Question 145089
1) The answer is NO! You can check this by using the "vertical line test" in which you draw a vertical line through the circle on the graph containing the circle. 
If the vertical line passes through the graph (circle) only once, then the graph is a function. In the case of a circle, the vertical line would pass through the graph (circle) twice, so the equation represented by the graph is not a function.
2) Find the center and the radius of the circle represented by the equation:
{{{x^2+y^2+10x-4y-7 = 0}}}
The goal is to transform this equation into the standard form of the equation for a circle with center at (h, k) and radius r, {{{(x-h)^2+(y-k)^2 = r^2}}}.  First, add 7 to both sides of the equation.

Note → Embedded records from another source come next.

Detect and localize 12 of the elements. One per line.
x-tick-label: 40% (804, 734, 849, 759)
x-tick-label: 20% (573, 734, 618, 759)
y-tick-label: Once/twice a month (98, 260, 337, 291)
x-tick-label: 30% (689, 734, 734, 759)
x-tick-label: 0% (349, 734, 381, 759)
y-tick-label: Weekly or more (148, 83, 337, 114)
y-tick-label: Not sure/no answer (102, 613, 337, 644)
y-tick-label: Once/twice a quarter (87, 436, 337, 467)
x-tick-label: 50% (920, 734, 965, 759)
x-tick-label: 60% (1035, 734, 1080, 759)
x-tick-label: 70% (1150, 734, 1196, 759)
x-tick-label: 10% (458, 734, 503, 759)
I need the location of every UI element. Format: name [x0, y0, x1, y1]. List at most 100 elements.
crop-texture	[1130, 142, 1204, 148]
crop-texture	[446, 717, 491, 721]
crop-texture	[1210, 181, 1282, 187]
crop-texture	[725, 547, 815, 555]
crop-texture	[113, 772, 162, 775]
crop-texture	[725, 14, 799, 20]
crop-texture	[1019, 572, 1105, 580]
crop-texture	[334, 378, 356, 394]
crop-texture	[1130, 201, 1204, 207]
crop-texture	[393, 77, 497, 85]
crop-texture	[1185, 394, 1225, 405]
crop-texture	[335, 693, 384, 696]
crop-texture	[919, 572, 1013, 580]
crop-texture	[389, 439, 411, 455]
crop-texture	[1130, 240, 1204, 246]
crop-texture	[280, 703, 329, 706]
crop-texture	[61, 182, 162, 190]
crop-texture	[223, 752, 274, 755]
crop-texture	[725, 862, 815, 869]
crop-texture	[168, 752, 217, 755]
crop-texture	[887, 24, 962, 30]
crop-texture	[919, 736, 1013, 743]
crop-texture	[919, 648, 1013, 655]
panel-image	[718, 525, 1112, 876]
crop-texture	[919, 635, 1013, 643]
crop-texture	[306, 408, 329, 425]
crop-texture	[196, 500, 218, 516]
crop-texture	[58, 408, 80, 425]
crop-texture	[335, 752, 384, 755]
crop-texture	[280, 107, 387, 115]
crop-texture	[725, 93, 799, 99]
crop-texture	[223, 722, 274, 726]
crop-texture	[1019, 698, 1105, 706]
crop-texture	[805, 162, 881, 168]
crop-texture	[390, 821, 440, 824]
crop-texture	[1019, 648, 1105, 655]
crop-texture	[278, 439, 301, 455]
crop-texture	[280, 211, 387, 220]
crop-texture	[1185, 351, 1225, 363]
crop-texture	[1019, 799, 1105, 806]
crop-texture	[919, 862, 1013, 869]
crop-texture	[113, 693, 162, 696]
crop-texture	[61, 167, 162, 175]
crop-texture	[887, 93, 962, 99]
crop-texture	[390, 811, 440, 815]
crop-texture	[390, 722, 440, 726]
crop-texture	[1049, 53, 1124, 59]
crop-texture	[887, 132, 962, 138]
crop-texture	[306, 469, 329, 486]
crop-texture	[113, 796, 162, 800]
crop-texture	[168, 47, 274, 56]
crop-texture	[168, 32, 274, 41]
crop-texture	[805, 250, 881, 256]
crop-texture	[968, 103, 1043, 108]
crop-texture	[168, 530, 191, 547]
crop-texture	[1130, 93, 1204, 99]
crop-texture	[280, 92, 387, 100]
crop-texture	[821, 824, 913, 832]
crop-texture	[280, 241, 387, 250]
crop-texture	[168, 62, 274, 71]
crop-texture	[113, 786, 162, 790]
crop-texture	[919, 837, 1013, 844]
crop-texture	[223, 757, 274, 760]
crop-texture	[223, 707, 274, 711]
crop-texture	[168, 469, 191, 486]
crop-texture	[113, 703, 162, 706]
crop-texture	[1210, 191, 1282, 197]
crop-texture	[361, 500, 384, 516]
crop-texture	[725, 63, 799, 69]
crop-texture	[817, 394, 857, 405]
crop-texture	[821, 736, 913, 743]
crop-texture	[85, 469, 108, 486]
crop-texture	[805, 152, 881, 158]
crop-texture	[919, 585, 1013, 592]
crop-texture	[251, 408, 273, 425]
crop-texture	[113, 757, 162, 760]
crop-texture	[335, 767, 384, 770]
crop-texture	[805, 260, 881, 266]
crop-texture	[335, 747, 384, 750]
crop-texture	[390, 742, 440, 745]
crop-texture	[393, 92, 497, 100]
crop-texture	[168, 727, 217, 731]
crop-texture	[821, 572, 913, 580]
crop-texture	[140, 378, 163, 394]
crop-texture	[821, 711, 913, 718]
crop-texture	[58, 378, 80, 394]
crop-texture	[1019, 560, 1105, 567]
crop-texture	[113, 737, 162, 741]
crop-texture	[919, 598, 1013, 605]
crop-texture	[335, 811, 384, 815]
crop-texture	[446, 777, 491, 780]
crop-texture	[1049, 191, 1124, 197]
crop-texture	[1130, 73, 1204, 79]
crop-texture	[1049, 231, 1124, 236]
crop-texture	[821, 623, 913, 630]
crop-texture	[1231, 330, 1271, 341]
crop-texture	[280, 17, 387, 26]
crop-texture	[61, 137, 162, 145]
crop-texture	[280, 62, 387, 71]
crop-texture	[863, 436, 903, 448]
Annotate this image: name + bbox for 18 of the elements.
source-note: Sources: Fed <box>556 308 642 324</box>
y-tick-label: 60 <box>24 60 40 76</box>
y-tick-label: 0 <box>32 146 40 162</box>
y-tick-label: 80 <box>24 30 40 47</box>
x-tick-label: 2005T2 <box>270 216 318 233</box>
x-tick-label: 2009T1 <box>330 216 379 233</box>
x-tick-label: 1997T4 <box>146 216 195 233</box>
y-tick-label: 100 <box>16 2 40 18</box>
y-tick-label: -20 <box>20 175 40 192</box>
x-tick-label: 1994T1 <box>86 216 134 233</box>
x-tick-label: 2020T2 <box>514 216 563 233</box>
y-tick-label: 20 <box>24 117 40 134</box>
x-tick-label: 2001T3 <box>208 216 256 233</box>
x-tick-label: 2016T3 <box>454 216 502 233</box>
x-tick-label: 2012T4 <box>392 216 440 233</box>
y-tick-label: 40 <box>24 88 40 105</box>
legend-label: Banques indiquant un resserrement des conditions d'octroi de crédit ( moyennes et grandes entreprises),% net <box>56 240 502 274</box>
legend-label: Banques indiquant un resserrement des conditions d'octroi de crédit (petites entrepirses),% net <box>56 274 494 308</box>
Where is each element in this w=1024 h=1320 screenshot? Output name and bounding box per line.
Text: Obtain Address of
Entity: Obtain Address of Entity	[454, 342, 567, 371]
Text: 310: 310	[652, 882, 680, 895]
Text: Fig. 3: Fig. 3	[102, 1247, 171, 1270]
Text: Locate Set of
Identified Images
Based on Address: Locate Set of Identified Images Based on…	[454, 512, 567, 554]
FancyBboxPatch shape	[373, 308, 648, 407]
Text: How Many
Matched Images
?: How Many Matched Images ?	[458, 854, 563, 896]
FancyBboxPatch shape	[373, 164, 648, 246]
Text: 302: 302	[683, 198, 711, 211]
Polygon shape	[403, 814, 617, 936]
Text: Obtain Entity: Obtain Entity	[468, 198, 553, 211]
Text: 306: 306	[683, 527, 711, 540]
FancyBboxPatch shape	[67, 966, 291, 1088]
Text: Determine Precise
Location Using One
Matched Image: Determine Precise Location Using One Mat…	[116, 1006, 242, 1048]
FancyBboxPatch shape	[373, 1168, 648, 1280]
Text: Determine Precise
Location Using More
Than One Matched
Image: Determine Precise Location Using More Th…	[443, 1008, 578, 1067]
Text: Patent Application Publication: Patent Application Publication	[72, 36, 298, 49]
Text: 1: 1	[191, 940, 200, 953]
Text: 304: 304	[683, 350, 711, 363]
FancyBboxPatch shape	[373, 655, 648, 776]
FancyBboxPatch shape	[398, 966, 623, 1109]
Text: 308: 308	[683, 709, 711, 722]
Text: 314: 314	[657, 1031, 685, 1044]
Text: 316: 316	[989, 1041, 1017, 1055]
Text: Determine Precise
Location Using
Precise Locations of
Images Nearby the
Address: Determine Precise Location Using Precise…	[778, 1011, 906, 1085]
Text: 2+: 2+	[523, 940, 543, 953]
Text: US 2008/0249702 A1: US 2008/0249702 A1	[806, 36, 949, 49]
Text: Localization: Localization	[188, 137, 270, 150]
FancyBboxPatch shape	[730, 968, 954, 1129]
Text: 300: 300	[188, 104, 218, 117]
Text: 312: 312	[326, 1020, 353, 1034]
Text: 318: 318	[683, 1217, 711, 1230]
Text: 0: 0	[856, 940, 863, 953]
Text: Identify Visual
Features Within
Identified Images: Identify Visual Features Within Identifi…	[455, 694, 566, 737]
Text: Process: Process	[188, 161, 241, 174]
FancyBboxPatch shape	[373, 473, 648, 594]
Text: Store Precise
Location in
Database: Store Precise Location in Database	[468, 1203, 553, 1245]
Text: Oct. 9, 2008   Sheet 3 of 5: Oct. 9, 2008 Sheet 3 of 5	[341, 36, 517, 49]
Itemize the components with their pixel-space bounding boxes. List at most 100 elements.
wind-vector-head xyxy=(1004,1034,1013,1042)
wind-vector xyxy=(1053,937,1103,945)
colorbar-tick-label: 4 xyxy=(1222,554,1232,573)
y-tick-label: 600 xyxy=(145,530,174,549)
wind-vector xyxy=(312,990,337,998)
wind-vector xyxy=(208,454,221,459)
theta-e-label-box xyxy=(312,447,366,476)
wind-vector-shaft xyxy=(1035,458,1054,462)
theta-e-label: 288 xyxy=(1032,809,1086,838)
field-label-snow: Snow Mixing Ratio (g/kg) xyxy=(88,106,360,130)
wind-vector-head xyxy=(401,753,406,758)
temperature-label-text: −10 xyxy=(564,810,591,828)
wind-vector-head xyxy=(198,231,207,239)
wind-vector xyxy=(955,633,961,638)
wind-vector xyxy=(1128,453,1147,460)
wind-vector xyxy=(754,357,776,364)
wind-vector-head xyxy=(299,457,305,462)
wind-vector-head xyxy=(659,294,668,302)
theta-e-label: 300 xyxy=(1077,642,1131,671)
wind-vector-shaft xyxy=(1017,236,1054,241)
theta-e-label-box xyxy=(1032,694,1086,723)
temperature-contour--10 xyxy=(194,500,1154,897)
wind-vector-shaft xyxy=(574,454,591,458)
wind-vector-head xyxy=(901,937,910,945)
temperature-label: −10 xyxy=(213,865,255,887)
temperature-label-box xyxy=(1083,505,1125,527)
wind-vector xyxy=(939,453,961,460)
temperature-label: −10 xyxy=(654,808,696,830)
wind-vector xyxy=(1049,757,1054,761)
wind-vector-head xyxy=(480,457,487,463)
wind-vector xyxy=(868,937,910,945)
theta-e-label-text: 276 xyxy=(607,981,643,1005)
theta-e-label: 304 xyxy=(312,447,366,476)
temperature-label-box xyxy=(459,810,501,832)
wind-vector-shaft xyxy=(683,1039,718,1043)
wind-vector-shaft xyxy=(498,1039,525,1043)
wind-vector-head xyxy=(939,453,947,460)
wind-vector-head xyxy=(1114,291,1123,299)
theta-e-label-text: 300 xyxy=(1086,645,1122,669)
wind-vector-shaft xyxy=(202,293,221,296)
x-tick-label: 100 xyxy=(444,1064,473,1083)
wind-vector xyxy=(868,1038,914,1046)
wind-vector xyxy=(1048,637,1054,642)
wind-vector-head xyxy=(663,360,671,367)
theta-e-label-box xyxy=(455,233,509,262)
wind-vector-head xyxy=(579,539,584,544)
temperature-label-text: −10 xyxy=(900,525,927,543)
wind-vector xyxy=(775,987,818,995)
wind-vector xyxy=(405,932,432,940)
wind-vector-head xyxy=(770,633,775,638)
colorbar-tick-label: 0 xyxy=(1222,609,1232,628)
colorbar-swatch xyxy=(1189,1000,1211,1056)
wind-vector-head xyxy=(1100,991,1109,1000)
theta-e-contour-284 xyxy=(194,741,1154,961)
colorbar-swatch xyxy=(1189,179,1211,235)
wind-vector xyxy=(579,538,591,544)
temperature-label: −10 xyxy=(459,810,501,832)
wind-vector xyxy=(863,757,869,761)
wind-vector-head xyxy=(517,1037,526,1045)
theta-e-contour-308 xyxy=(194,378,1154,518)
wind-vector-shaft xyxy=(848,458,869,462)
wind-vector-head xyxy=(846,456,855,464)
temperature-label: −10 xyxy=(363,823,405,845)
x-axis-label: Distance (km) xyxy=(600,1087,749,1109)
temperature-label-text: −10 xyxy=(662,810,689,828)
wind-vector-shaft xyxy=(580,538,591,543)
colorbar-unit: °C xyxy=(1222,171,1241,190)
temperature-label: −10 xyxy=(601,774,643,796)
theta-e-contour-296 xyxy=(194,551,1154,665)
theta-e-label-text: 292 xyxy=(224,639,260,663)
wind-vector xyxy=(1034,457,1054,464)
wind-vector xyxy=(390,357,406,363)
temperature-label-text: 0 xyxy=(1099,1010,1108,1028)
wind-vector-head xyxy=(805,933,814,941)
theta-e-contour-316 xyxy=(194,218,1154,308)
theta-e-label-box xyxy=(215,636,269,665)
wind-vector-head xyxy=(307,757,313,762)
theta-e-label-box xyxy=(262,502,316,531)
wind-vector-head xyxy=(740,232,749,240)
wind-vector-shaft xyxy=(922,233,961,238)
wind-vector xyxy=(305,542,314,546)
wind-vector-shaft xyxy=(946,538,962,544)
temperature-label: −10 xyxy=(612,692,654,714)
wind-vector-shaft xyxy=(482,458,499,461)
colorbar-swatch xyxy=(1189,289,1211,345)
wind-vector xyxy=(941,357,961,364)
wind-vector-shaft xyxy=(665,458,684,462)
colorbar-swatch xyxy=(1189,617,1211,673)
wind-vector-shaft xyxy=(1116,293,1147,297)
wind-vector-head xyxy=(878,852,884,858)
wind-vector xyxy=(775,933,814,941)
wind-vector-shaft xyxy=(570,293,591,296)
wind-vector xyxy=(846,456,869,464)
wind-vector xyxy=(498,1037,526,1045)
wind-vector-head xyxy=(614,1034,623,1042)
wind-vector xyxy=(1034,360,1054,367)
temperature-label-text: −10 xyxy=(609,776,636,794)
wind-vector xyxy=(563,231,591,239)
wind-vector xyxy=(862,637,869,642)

{{{x^2+y^2+10x-4y = 7}}} Now group the x-terms together and the y-terms together.
{{{(x^2+10x)+(y^2-4y) = 7}}} The next step is to "complete the square" in both the x-terms and the y-terms.  You do this by adding the square of half the x-coefficient: ({{{(10/2)^2 = 25}}}) and likewise for the y-coefficient ({{{(-4/2)^2 = 4}}}) to both sides of the equation.
{{{(x^2+10x+25)+(y^2-4y+4) = 7+25+4}}} Now factor the x- and y-groups and simplify.
{{{(x+5)^2+(y-2)^2 = 36}}} Compare this with the standard form {{{(x-h)^2+(y-k)^2 = r^2}}}
You can see that h = -5, k = 2, and {{{r^2 = 36}}}
So, the center is at (h,k) = (-5,2) and the radius, {{{r = sqrt(36)}}} = 6.